Enviada em 27/08/2020

No Brasil, o índice de adolescentes que engravidam nesse período aumenta cada vez mais, porém é considerado uma gravidez de alto risco devido aos problemas de saúde que são frequentes na gestação precoce. Vale ressaltar que a adolescência vai dos 12 aos 18 anos de idade. Todavia, a fertilidade nesse período pode fazer com que ocorra a gravidez indesejada.  Por conseguinte, a gravidez nesse período pode acarretar problemas de saúde e sociais, portanto, é necessário que  as Políticas Públicas invistam em ações para ensinar a educação sexual para adolescentes para que o índice decresça.

Decerto, a gravidez na adolescência pode acarretar problemas de saúde na mãe e no filho, segundo Vanessa Vieira, coordenadora do Núcleo de Atenção à Saúde da Mulher, Criança e Adolescente, o risco de saúde a ambos são muitos, como a anemia, prematuridade, aborto espontâneo, depressão pós-parto. Visto que essas mães podem abandonar os estudos, aumentando os casos de desemprego, levando à pobreza das mesmas. Como também, as mães que engravidam cedo podem submeter-se a abortos inseguros, arriscando a sua própria vida. Sendo assim, esses fatos citados tratam-se de problemas relacionados a saúde pública, devido as situações econômicas precárias em alguns casos, como também os riscos de saúde inseridos em tal problemática, etc.

Ademais, falta ensinamento sobre sexualidade com os  adolescentes, que são desinformados acerca dos métodos contraceptivos, assim, fazem a utilização inadequada ou a não utilização de tais.

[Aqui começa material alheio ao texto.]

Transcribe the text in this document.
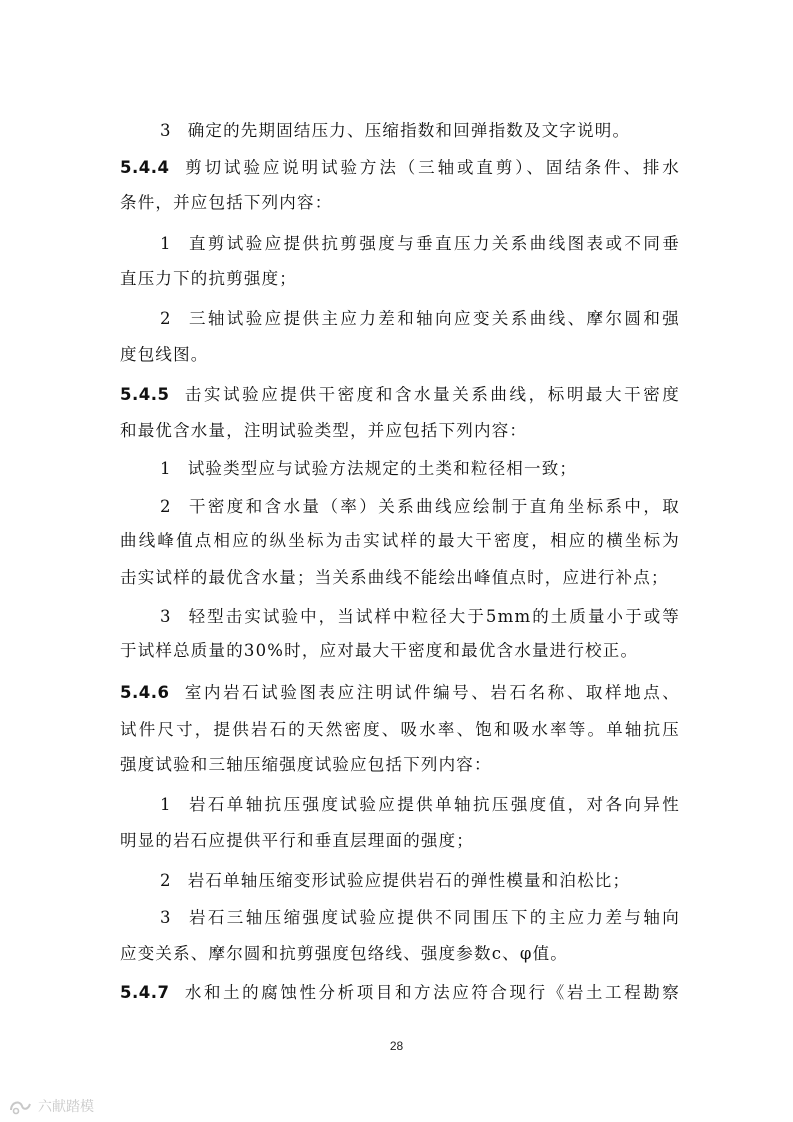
3 确定的先期固结压力、压缩指数和回弹指数及文字说明。
5.4.4 剪切试验应说明试验方法（三轴或直剪）、固结条件、排水
条件，并应包括下列内容：
1 直剪试验应提供抗剪强度与垂直压力关系曲线图表或不同垂
直压力下的抗剪强度；
2 三轴试验应提供主应力差和轴向应变关系曲线、摩尔圆和强
度包线图。
5.4.5 击实试验应提供干密度和含水量关系曲线，标明最大干密度
和最优含水量，注明试验类型，并应包括下列内容：
1 试验类型应与试验方法规定的土类和粒径相一致；
2 干密度和含水量（率）关系曲线应绘制于直角坐标系中，取
曲线峰值点相应的纵坐标为击实试样的最大干密度，相应的横坐标为
击实试样的最优含水量；当关系曲线不能绘出峰值点时，应进行补点；
3 轻型击实试验中，当试样中粒径大于5mm的土质量小于或等
于试样总质量的30%时，应对最大干密度和最优含水量进行校正。
5.4.6 室内岩石试验图表应注明试件编号、岩石名称、取样地点、
试件尺寸，提供岩石的天然密度、吸水率、饱和吸水率等。单轴抗压
强度试验和三轴压缩强度试验应包括下列内容：
1 岩石单轴抗压强度试验应提供单轴抗压强度值，对各向异性
明显的岩石应提供平行和垂直层理面的强度；
2 岩石单轴压缩变形试验应提供岩石的弹性模量和泊松比；
3 岩石三轴压缩强度试验应提供不同围压下的主应力差与轴向
应变关系、摩尔圆和抗剪强度包络线、强度参数c、φ值。
5.4.7 水和土的腐蚀性分析项目和方法应符合现行《岩土工程勘察
28
六献踏模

Segundo Fundo de População da ONU (UNFPA), mais de 430 mil bebês nascem de mães adolescentes no Brasil ao ano. Logo, é um índice muito alto, mas ainda estatísticas mostram que 27% dos estudantes do 9º ano do ensino fundamental já tiveram relação sexual, segundo a Pesquisa Nacional de Saúde do Escolar. Desse modo, esses dados não podem ser esquecidos, pois os adolescentes precisam de mais informação sobre o assunto, para que não aconteça a gravidez indesejada, e consequentemente, o abandono de crianças e a morte de mães e filhos.

É evidente que a gravidez na adolescência é frequente e traz riscos à saúde, além de problemas sociais e são necessárias medidas para que o índice decresça. Diante disso, cabe ao Ministério da Educação investir na educação sexual brasileira, por meio de aulas e palestras, através de professores e profissionais da saúde, com o intuito de informar os adolescentes e evitar a gravidez precoce, deve-se ensinar a utilização correta de métodos contraceptivos. Como também cabe ao Governo investir em ações, por meio de propagandas que relatem dados estatísticos e as consequências de uma gravidez na adolescência, para incentivar os adolescentes a se protegerem contra o tal fato.